A popular, even revered teacher at Notre Dame, Bird balanced his course load and administrative responsibilities with a lively career of scholarship, publishing such philosophical works as “Syllogistic,” “The Idea of Justice,” and “Cultures in Conflict: An Essay in the Philosophy of the Humanities.” He also was a member of the committee which planned the innovative 15th edition of the Encyclopedia Britannica, and especially its introductory volume on the organization of knowledge.

In his autobiography, “Seeking a Center: My Life as a ‘Great Bookie,’” Bird described his personal search for truth, and how he made use of methods learned from Gilson and Adler to rediscover the philosophy of St. Thomas Aquinas, which eventually led him to the Catholic Church. That search was, in the words of his Notre Dame colleague, Ralph McInerny, “the journey of an intellect, of a soul, that puts before the reader a vision of the intellectual life one wishes were more palpably present in Catholic colleges and universities than it is nowadays.”

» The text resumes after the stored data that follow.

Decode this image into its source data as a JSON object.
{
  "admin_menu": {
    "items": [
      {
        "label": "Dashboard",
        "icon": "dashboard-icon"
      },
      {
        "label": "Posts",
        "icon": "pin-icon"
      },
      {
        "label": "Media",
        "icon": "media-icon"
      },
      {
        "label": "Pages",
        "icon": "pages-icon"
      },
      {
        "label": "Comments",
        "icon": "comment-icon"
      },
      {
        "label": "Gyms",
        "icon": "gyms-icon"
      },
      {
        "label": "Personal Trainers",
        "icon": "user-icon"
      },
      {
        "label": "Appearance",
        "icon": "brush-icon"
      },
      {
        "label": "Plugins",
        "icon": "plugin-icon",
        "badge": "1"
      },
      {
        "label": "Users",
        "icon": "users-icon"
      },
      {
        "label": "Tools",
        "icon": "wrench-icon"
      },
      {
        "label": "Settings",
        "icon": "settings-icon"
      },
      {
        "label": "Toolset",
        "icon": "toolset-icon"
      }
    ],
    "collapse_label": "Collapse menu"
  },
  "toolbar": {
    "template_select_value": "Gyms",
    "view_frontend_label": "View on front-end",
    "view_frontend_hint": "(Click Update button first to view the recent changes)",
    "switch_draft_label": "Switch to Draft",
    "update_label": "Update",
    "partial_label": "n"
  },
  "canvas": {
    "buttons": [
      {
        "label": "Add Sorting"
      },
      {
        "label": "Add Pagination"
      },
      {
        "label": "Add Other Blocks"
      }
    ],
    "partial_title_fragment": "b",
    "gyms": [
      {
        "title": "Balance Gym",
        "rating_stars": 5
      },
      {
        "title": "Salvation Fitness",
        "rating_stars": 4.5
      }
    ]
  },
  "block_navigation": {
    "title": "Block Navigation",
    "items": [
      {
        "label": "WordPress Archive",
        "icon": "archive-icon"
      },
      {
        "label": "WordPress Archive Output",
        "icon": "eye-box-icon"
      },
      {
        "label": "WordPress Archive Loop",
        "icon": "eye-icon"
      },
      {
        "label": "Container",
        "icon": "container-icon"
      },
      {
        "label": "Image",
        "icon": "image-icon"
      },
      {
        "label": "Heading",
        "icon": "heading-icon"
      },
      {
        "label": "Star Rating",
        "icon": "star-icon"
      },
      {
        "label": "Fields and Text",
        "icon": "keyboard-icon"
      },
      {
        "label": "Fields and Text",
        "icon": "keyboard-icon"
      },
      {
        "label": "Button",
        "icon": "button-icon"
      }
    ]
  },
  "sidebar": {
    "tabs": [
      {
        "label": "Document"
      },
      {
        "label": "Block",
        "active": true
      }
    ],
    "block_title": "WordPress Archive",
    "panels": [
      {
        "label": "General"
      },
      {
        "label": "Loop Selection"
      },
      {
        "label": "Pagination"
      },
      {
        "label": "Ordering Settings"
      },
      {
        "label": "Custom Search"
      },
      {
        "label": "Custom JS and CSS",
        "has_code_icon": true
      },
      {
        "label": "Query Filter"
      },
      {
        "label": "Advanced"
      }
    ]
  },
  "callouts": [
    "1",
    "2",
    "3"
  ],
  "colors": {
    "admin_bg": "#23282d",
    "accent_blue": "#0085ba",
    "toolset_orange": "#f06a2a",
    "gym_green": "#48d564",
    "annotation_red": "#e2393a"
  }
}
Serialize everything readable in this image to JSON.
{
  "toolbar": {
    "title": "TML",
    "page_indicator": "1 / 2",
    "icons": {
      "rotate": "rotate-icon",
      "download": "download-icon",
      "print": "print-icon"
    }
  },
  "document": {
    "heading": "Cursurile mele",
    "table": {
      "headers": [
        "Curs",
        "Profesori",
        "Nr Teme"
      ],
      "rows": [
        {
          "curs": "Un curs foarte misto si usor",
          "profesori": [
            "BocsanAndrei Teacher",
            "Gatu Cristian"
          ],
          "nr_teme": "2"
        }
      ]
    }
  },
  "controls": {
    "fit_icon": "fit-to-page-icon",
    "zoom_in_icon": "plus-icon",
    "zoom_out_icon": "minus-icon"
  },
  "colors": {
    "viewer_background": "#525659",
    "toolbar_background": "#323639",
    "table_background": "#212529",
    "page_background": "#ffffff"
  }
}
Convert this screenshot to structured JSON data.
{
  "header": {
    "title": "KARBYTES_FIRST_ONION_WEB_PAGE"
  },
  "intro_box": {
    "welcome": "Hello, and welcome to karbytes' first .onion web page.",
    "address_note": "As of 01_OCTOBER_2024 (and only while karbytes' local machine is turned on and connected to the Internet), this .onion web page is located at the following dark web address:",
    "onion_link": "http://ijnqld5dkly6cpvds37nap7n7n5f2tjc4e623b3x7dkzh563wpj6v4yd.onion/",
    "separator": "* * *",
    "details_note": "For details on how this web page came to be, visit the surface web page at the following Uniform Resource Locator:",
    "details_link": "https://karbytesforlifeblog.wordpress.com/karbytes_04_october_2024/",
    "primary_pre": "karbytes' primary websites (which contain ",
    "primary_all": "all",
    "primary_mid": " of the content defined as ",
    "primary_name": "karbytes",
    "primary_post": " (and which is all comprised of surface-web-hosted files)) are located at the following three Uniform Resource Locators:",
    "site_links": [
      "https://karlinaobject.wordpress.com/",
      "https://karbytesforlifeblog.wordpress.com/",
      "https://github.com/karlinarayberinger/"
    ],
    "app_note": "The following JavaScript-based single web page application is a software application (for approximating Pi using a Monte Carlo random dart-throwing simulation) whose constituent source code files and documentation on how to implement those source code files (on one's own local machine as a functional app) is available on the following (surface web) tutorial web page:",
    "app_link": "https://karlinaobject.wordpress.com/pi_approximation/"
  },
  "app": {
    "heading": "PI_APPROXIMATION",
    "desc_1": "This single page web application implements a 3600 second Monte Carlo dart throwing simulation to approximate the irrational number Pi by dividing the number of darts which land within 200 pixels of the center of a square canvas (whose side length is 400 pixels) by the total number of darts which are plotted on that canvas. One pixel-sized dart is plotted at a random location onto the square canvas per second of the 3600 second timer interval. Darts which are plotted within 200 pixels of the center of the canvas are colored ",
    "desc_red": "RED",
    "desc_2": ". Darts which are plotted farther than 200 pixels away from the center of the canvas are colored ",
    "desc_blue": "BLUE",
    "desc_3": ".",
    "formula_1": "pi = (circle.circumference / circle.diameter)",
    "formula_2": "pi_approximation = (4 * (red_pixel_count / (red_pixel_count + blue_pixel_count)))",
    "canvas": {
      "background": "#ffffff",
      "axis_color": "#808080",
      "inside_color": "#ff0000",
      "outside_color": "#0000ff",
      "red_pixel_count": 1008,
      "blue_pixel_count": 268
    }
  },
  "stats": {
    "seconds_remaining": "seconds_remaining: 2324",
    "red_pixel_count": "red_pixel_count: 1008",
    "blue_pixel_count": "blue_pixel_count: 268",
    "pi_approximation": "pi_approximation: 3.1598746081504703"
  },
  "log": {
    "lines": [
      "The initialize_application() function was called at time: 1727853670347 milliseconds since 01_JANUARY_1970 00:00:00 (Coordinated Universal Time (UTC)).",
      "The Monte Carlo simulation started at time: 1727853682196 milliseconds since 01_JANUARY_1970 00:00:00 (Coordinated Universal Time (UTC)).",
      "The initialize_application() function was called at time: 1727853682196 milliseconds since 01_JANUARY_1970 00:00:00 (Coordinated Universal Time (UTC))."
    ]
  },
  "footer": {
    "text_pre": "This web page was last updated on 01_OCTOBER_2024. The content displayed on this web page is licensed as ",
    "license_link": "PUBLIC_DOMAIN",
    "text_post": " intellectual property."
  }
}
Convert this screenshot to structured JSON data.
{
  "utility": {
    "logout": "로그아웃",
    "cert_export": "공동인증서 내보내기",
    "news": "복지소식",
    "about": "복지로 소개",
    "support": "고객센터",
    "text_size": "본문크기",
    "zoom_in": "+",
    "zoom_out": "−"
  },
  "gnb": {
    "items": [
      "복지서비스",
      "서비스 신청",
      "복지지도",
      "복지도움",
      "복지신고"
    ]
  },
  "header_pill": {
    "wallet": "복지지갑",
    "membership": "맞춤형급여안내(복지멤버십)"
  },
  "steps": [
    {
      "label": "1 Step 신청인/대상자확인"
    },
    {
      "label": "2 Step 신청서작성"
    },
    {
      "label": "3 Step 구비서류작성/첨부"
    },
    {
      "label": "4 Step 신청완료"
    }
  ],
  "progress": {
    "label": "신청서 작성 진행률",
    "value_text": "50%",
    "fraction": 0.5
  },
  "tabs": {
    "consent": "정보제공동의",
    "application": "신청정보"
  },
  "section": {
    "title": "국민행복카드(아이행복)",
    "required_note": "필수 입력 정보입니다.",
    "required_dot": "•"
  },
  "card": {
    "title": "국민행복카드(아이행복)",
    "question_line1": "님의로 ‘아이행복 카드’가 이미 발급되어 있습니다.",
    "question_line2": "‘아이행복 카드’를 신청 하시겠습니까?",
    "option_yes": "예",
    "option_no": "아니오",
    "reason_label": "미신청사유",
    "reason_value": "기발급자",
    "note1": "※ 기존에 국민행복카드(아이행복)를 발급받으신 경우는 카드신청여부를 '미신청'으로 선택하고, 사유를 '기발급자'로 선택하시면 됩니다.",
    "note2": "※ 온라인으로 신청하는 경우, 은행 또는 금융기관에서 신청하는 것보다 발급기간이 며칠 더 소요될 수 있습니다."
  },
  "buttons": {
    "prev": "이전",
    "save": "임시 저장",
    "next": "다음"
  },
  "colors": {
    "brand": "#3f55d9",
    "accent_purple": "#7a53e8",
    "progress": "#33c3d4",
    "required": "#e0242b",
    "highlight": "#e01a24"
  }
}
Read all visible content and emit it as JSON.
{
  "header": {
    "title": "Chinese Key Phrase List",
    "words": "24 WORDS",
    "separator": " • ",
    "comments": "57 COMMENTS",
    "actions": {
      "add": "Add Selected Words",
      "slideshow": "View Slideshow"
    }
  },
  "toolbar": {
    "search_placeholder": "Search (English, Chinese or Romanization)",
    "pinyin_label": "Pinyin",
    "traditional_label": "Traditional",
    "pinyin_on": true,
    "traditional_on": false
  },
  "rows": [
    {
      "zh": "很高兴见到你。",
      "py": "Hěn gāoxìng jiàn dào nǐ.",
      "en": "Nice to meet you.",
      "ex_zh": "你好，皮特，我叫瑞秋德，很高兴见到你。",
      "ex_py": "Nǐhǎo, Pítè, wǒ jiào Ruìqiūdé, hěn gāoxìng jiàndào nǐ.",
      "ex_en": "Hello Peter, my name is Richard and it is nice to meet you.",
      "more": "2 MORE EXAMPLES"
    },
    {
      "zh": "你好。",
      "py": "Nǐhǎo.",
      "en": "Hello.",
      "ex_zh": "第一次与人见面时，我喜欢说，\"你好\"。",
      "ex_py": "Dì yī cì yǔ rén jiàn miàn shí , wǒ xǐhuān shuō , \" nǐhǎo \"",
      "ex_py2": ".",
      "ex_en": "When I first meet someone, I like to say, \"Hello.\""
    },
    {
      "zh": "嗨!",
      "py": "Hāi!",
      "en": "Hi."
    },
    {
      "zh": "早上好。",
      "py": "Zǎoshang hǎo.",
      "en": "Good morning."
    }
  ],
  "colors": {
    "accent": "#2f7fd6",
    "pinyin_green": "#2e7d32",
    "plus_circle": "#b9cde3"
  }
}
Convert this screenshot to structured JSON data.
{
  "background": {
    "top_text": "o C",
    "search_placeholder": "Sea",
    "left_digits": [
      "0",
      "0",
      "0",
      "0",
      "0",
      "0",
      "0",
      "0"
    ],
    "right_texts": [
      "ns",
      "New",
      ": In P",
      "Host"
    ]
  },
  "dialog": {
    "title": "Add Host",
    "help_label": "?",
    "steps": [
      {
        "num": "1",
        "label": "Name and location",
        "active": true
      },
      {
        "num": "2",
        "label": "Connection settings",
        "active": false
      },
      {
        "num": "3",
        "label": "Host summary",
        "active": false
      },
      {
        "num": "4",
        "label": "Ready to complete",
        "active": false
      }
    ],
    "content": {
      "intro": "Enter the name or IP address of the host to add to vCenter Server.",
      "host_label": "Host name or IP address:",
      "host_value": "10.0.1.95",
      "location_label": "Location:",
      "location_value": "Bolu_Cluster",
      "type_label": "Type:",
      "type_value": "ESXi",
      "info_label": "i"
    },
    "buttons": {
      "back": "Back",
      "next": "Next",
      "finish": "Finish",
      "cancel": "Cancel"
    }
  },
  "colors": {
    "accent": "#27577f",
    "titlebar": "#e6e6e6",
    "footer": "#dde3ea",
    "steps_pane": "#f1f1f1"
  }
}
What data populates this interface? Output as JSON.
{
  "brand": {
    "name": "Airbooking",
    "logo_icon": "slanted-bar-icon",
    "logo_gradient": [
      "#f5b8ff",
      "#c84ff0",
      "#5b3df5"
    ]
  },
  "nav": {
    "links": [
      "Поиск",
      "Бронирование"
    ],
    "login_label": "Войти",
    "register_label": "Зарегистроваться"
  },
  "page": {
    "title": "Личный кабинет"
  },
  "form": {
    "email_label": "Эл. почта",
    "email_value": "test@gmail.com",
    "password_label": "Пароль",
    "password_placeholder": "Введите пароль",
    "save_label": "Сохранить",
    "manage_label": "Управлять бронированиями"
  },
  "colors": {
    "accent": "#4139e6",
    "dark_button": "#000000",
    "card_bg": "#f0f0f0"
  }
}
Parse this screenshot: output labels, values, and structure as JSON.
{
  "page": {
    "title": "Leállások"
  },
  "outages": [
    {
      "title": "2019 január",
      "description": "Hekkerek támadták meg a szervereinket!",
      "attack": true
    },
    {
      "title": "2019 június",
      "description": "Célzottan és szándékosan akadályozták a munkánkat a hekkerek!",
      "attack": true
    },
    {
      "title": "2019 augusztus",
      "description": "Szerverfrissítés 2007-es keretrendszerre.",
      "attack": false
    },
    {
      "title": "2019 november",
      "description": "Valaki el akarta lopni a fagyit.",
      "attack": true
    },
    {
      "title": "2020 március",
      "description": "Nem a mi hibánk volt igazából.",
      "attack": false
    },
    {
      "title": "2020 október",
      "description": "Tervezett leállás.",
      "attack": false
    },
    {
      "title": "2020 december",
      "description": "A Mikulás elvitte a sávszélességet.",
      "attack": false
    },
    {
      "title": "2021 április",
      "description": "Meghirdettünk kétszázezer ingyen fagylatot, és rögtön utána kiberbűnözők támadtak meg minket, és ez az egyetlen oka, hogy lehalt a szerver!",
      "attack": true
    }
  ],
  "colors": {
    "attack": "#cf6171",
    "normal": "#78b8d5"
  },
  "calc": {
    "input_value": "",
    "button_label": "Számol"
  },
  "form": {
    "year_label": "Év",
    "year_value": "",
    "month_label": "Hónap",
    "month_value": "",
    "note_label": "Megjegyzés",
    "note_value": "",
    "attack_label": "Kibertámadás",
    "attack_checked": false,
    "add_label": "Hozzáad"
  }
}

A funeral Mass was celebrated for Otto Bird today in the Basilica of the Sacred Heart, and much of the liturgy was sung in Latin. In his homily, Bird’s friend and colleague, Rev. Nicholas Ayo, C.S.C., professor emeritus in the Program of Liberal Studies, spoke of Bird’s love of the language, and how he kept the Latin versions of the liturgical readings by his bedside as he died. Apologizing to his departed friend for his English translation of it, Father Ayo then read, in Latin, the ancient poem, “Veni, Sancte Spiritus,” the so called “Golden Sequence” of the Mass for Pentecost, and widely regarded as one of the greatest masterpieces of sacred Latin poetry ever written.

Bird’s body was then taken to Cedar Grove cemetery for burial.